Vocabolario delle crisi bancarie
Vocabolario delle crisi bancarie

- AUTORITA' DI VIGILANZA
Vigilano sulle banche per la stabilità finanziaria e la tutela del risparmio. Dal 2015 il ruolo è stato assunto dalla Bce per le banche maggiori lasciando a Banca D'Italia la vigilanza sulle banche di minori dimensioni.

- BAD BANK
Strumento creato dagli istituti bancari in difficoltà per liberare i propri bilanci da prestiti non rimborsati.
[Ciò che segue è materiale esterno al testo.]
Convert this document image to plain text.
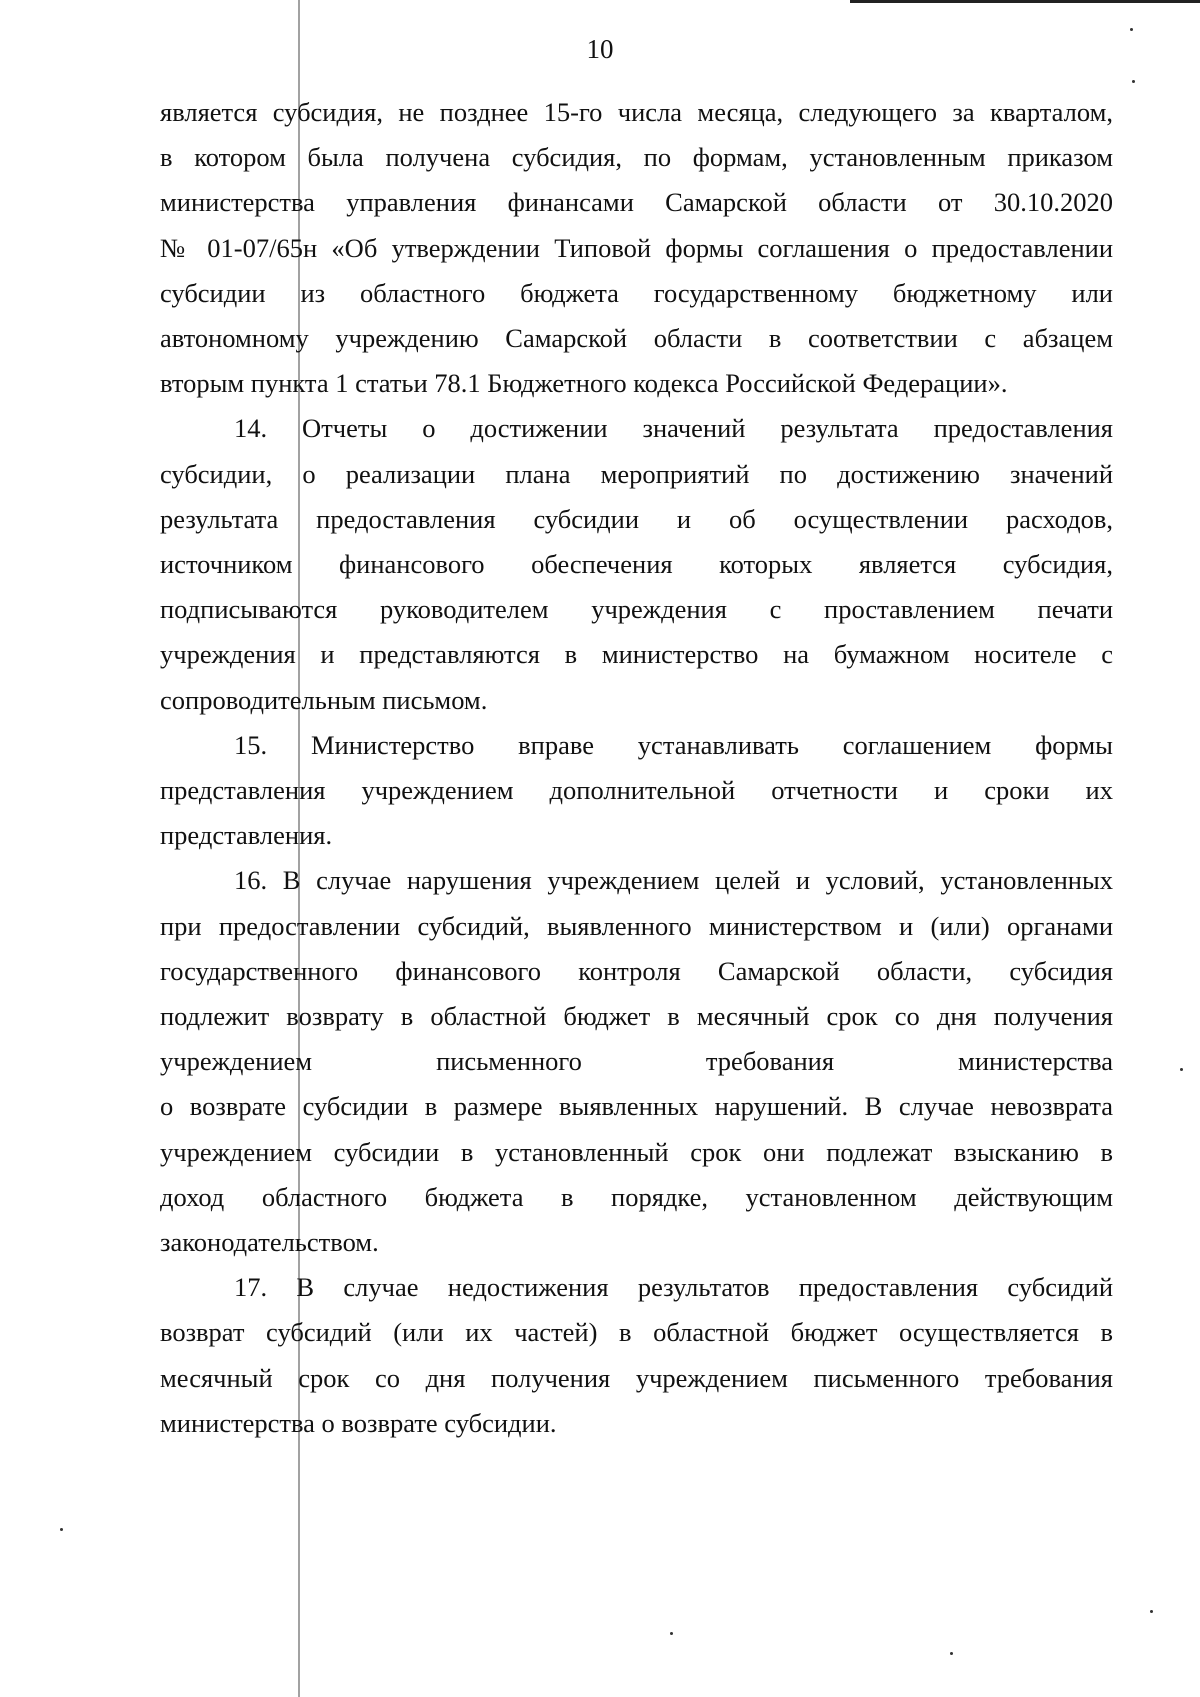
10
является субсидия, не позднее 15-го числа месяца, следующего за кварталом,
в котором была получена субсидия, по формам, установленным приказом
министерства управления финансами Самарской области от 30.10.2020
№ 01-07/65н «Об утверждении Типовой формы соглашения о предоставлении
субсидии из областного бюджета государственному бюджетному или
автономному учреждению Самарской области в соответствии с абзацем
вторым пункта 1 статьи 78.1 Бюджетного кодекса Российской Федерации».
14. Отчеты о достижении значений результата предоставления
субсидии, о реализации плана мероприятий по достижению значений
результата предоставления субсидии и об осуществлении расходов,
источником финансового обеспечения которых является субсидия,
подписываются руководителем учреждения с проставлением печати
учреждения и представляются в министерство на бумажном носителе с
сопроводительным письмом.
15. Министерство вправе устанавливать соглашением формы
представления учреждением дополнительной отчетности и сроки их
представления.
16. В случае нарушения учреждением целей и условий, установленных
при предоставлении субсидий, выявленного министерством и (или) органами
государственного финансового контроля Самарской области, субсидия
подлежит возврату в областной бюджет в месячный срок со дня получения
учреждением письменного требования министерства
о возврате субсидии в размере выявленных нарушений. В случае невозврата
учреждением субсидии в установленный срок они подлежат взысканию в
доход областного бюджета в порядке, установленном действующим
законодательством.
17. В случае недостижения результатов предоставления субсидий
возврат субсидий (или их частей) в областной бюджет осуществляется в
месячный срок со дня получения учреждением письменного требования
министерства о возврате субсидии.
Si crea un veicolo societario, cui si cede il portafoglio dei prestiti più rischiosi che saranno poi rivenduti sul mercato.
La bad bank gestisce i crediti anomali ricevuti, correndo tutti i rischi che ne conseguono e godendo, pertanto, degli eventuali rendimenti.

- GOOD BANK
Banca ripulita da tutte le attività cosiddette "tossiche" ovvero i titoli spazzatura (legati magari a mutui non riscossi) e più in generale i crediti in sofferenza.
Nella Good bank convergono le parti sane dell’attività di credito.

- BRRD
Direttiva europea del 2014, entrata in vigore quest'anno, prevede che i fondi pubblici possano essere impiegati per ristrutturare una banca solo dopo il bail-in.

- BAIL-IN
Salvataggio 'dall'interno', vale a dire una ristrutturazione della banca fatta coinvolgendo nelle perdite azionisti, poi obbligazionisti e infine depositi oltre i 100.000 Euro.

- BAIL-OUT
Salvataggio fatto dall'esterno, normalmente con soldi pubblici.

- CARTOLARIZZAZIONE
Operazione attraverso cui la banca cede i prestiti in sofferenza ad una società-veicolo (nel meccanismo concordato fra Ue e Italia ve ne sarà una per ciascuna banca) che a sua volta emette obbligazioni chiamate asset-backed securities (ABS) garantite da quei prestiti (sottostante): cede indietro alla banca un valore immediato, debitamente scontato, a fronte del flusso futuro di redditi atteso dal recupero parziale di quei prestiti.

- CREDITI DETERIORATI
Prestiti, emessi dalle banche a famiglie e imprese, non rimborsati.

- SOFFERENZE
Crediti più problematici da recuperare (tecnicamente inesigibili), quelli che il provvedimento del governo mira a smaltire dai bilanci bancari.

- SENIOR, JUNIOR E MEZZANINE
Ttitoli emessi nelle operazioni di cartolarizzazione, ripartiti in tranches diverse, denominate "senior", "mezzanine" e "junior", che sono caratterizzate da un grado crescente di subordinazione ai fini del rimborso.
Il Tesoro, attraverso la garanzia pubblica di cartolarizzazione delle sofferenze bancarie (GACS), garantirà solo i titoli senior, i meno rischiosi in quanto i primi titoli ad assorbire le perdite saranno quelli junior e a seguire i mezzanine, che si trovano in una posizione intermedia.

- GARANZIA PUBBLICA (GACS)
Garanzia Cartolarizzazione Sofferenze. Acronimo coniato dal Tesoro per individuare la soluzione escogitata per aiutare le banche italiane a liberarsi dei crediti in sofferenza ai quali viene attribuita una bassa probabilità di recupero. In pratica è una garanzia dello Stato nell'ambito di operazioni di cartolarizzazione che abbiano come sottostante crediti in sofferenza. Le banche trovano qualcuno che compri quei crediti che vengono acquistati pagandoli una frazione del valore lordo del portafoglio in vendita riuscendo poi a incassare in media più volte il capitale investito. La garanzia può essere richiesta dalle banche che cartolarizzano e cedono i crediti in sofferenza, a fronte del pagamento di una commissione periodica al Tesoro, calcolata come percentuale annua sull'ammontare garantito. Il prezzo della garanzia è di mercato. Lo Stato garantirà soltanto le tranche senior delle cartolarizzazioni, cioè quelle più sicure, che sopportano per ultime le eventuali perdite derivanti da recuperi sui crediti inferiori alle attese.